Monday, January 9, 2012

Do Economists Finally Get It? Why Our Labor and Mortgage Markets AREN'T Clearing


If the Wall Street Journal is to be believed, there was a shift in thinking at the annual meeting of the American Economic Association in Chicago. America's top economists are coming around to the view that the labor market is not simply going to "clear" this time around; the long-term unemployment problem is probably a lot worse for the country than the high unemployment rate (8.5 percent); and a whole generation of workers, especially older ones, is simply not going to be rehired despite the desperate desire of many of them to get work. According to the WSJ: "The risk, economists say, is that the U.S. will develop an underclass of semipermanently unemployed workers, with severe consequences for productivity, public finances and even social stability."

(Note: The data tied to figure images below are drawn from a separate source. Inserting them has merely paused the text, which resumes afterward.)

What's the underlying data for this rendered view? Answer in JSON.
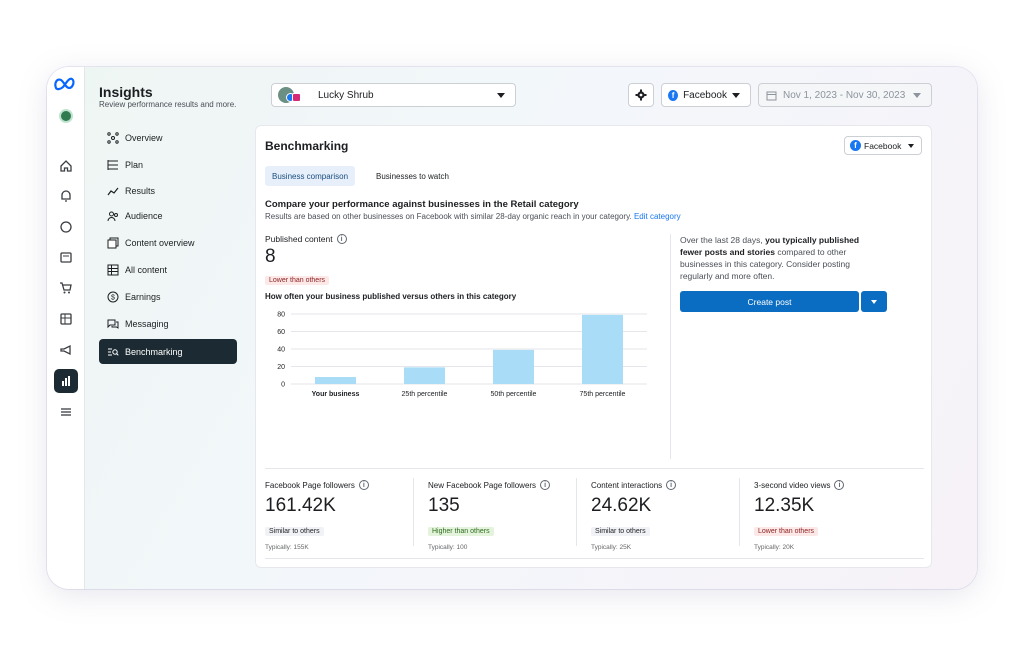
{
  "app": {
    "title": "Insights",
    "subtitle": "Review performance results and more."
  },
  "rail": {
    "icons": [
      "meta-logo-icon",
      "home-icon",
      "notifications-icon",
      "messages-icon",
      "content-icon",
      "commerce-icon",
      "planner-icon",
      "ads-icon",
      "insights-icon",
      "menu-icon"
    ]
  },
  "nav": {
    "items": [
      {
        "label": "Overview",
        "icon": "overview-icon"
      },
      {
        "label": "Plan",
        "icon": "plan-icon"
      },
      {
        "label": "Results",
        "icon": "results-icon"
      },
      {
        "label": "Audience",
        "icon": "audience-icon"
      },
      {
        "label": "Content overview",
        "icon": "content-overview-icon"
      },
      {
        "label": "All content",
        "icon": "all-content-icon"
      },
      {
        "label": "Earnings",
        "icon": "earnings-icon"
      },
      {
        "label": "Messaging",
        "icon": "messaging-icon"
      },
      {
        "label": "Benchmarking",
        "icon": "benchmarking-icon",
        "active": true
      }
    ]
  },
  "topbar": {
    "page_name": "Lucky Shrub",
    "platform": "Facebook",
    "date_range": "Nov 1, 2023 - Nov 30, 2023"
  },
  "card": {
    "title": "Benchmarking",
    "platform": "Facebook",
    "tabs": [
      "Business comparison",
      "Businesses to watch"
    ],
    "compare_title": "Compare your performance against businesses in the Retail category",
    "compare_desc": "Results are based on other businesses on Facebook with similar 28-day organic reach in your category.",
    "edit_link": "Edit category",
    "published_label": "Published content",
    "published_value": "8",
    "published_badge": "Lower than others",
    "chart_title": "How often your business published versus others in this category",
    "insight_prefix": "Over the last 28 days,",
    "insight_bold": "you typically published fewer posts and stories",
    "insight_suffix": "compared to other businesses in this category. Consider posting regularly and more often.",
    "create_post": "Create post"
  },
  "chart_data": {
    "type": "bar",
    "categories": [
      "Your business",
      "25th percentile",
      "50th percentile",
      "75th percentile"
    ],
    "values": [
      8,
      19,
      39,
      79
    ],
    "yticks": [
      0,
      20,
      40,
      60,
      80
    ],
    "ylim": [
      0,
      80
    ],
    "bar_color": "#a8dcf7",
    "grid": true
  },
  "metrics": [
    {
      "label": "Facebook Page followers",
      "value": "161.42K",
      "badge": "Similar to others",
      "badge_type": "similar",
      "typical": "Typically: 155K"
    },
    {
      "label": "New Facebook Page followers",
      "value": "135",
      "badge": "Higher than others",
      "badge_type": "higher",
      "typical": "Typically: 100"
    },
    {
      "label": "Content interactions",
      "value": "24.62K",
      "badge": "Similar to others",
      "badge_type": "similar",
      "typical": "Typically: 25K"
    },
    {
      "label": "3-second video views",
      "value": "12.35K",
      "badge": "Lower than others",
      "badge_type": "lower",
      "typical": "Typically: 20K"
    }
  ]
}
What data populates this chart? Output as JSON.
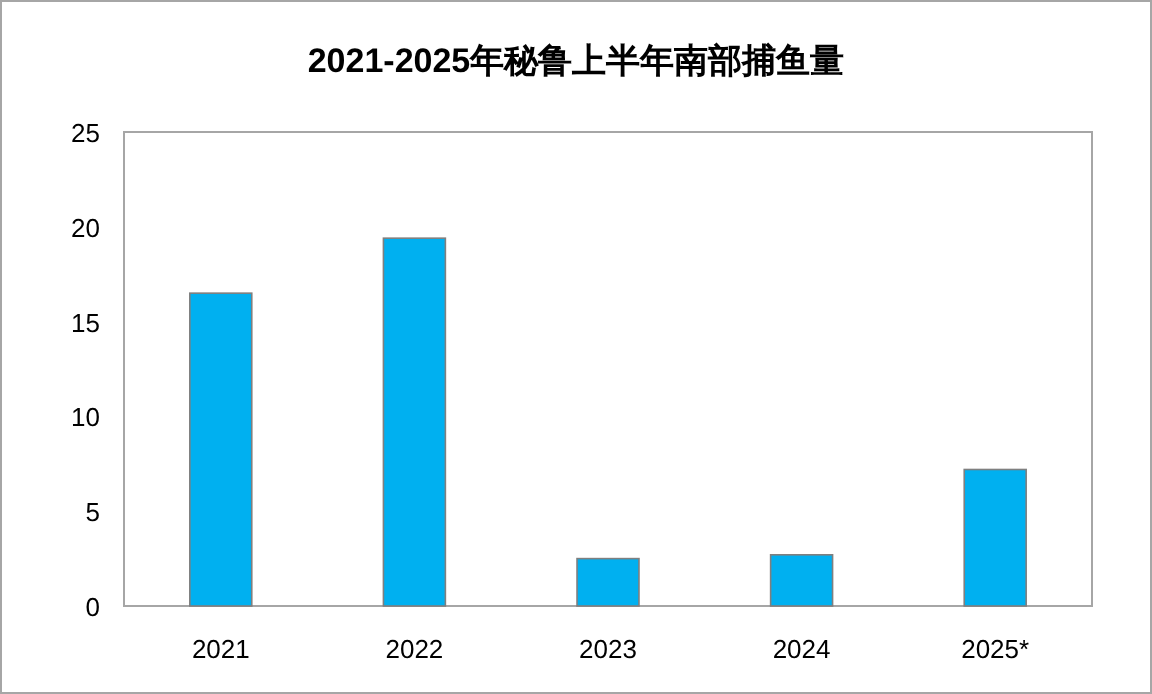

Now you tell us. This is the problem I described in my article, The Left-Behinds, back in November: created by 30 years of shamanistic thinking about markets--thanks to economists and policymakers alike-- a new American underclass is growing at an alarming rate, built on what’s left of the middle class.  "We just never had this problem before," Betsey Stevenson, until recently the Labor Department's chief economist, told me in an interview Monday. "A problem of millions of people who are potentially quite productive and have been out of work through no fault of their own for a long period of time."


In truth, long-term unemployment has been like a slowly growing cancer over three decades. It's only now getting noticed. The share of left-behinds has generally ratcheted up with every economic downturn since the early 1980s, when the era of deregulation and globalization--and reduced government support for the job-dispossessed--began under Ronald Reagan. Today, two and a half years after the Great Recession technically ended in June 2009, the number of long-term jobless has continued to climb to record levels. It shot up from 29.3 percent of total unemployed workers in June 2009 and peaked at 44.6 percent as recently as September. The Labor Department has not seen numbers like this since it began tabulating data in 1948.



Did all this have to happen? Was it inevitable? A whole generation of economists and trade experts and policy makers, including both Republican and Democratic presidents, have told us in effect that it was -- that there was little we could do about the advent of globalization and the open-market system, so we might as well get used to it. It was a sense of fatalism, shot through with American hubris that we’d somehow come out on top in the end anyway, without any additional social protections. It infected both political parties, beginning with Bill Clinton. Those who second-guessed this wisdom were branded protectionists and driven from the discussion. 

Washington, dominated by a free-market consensus ever since the Reagan era, has ignored this 30-year pattern. One mistake appeared to lead another. As America lost manufacturing (down to 9 percent of the economy today) and the ability to make things, economists began to talk up the “services economy,” and America’s best “service” was finance. This led to what renegade Republican Kevin Philips, in a series of highly regarded books over the last decade, has described as the the “mega-expansion” of Wall Street, deepening the hold that America’s “plutocracy” has on politics. It was also the beginning of an era of permissiveness to give Wall Street what it wanted, no questions asked. After all, Wall Street was one of our great "export" sectors, as Larry Summers and the other ex-Rubinites never tired of saying.

We have listened to Summers and other economists for three decades as if they were scientists when they have behaved more like shamans.

Now there are millions of workers who are dropping out of the workforce--some 3.9 million have been unemployed for a year or more. And we have almost no programs in place to help them, as my colleague Fawn Johnson and I documented last summer. Republicans are so delusional about the market totem that they actually want to cut Pell grants and other support programs. Democrats just seem clueless.

I'm still waiting for a similar light to go off when it comes to underwater mortgages, and the need for government programs to take large numbers of foreclosed homes off the markets and pressure banks to reduce principal so other homeowners can become active consumers again. Here too, as I previously posted, economists and government have been pretending that this is a natural market condition that markets will cure, when they won't. You need intelligent government intervention, just as you do with the long-term unemployed.

The lesson is the same: the dominant paradigm in Washington must be overturned.